Closed false closed 4 years ago
It seems to be a problem with the read scatered impl itself. If I make one call of vmmRead for 2MB then data will be only zeros after 0x1FF0 (so beginning 0x2000). If I make successive calls of small vmmRead the data Is not corrupted. I'm currently trying to find the issue in the read impl, but didn't find anything issue there so far unfortunately.
Could it be a problem with TLP_CallbackMRd_Scatter and tiny algorithm? I see the good number of tx tlps and well built in DeviceFPGA_ReadScatterMEM_Impl (except I am not sure of the behaviour when a lot of requests got the same tag), but it seems there is no corresponding rx for a lot of the tx requests ; seems to fail on the eccbit. Just for info I've quickly dirty tested to run 100 vmmRead of 0x2000 instead of one of 0x200000 and it makes the VmmWinInit_FindNtosScanHint64 work (and after that it fails on the find eprocess because it also has a big request).
Thanks for the excellent debugging. This makes some sense to me and I'll be looking into a fix in the coming few days.
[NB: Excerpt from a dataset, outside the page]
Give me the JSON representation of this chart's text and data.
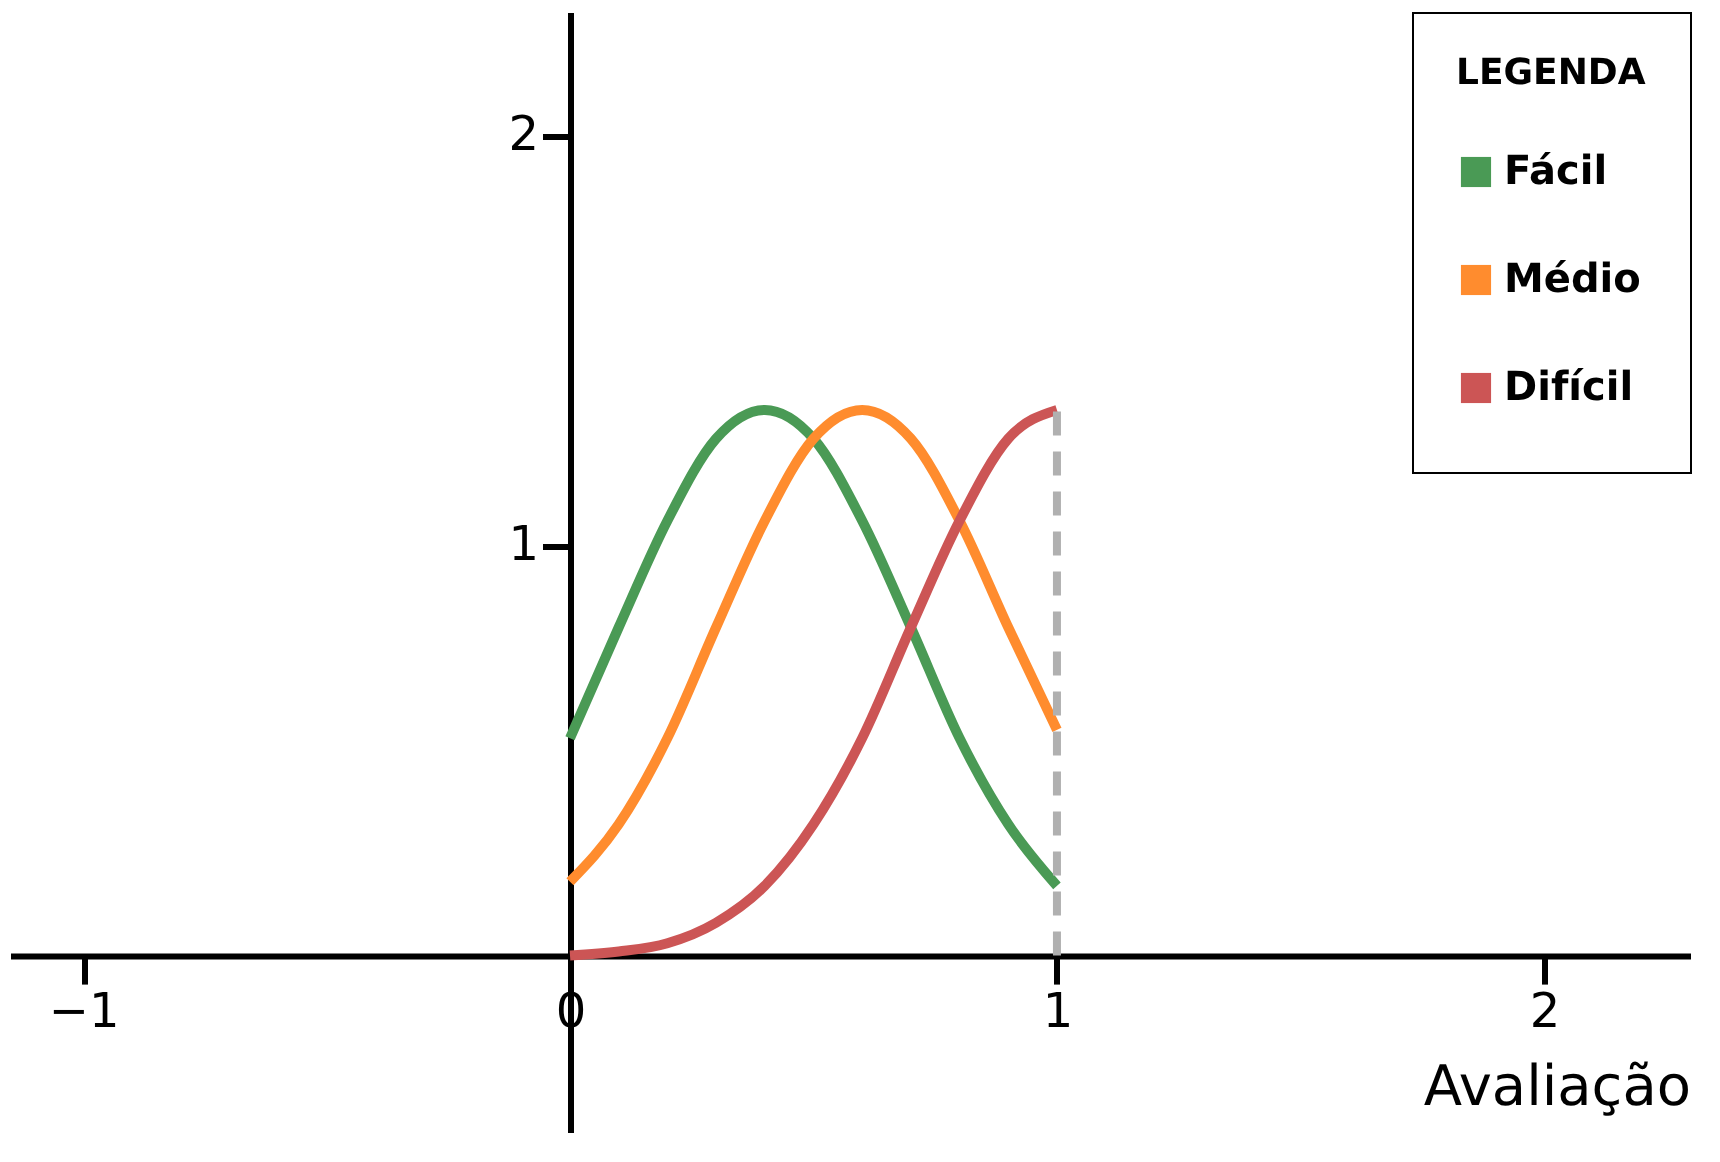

No problem ; Do you need any precise steps to reproduce the error or is that clear enough ?
No, I've located the error and fixed it in my lab. I just need to do more testing before I push the fix into production. I expect this to be completed on Monday at the very latest.
Great! Can't wait to test it on my project! :-)
This should now be fixed. Can you verify this and close the issue if it's resolved.
You should be able to download the latest set of binaries (including new leechcore.dll) and trigger the fixed tiny algorithm with:
MemProcFS.exe -device fpga://algo=2
As described in the new documentation in the LeechCore FPGA guide.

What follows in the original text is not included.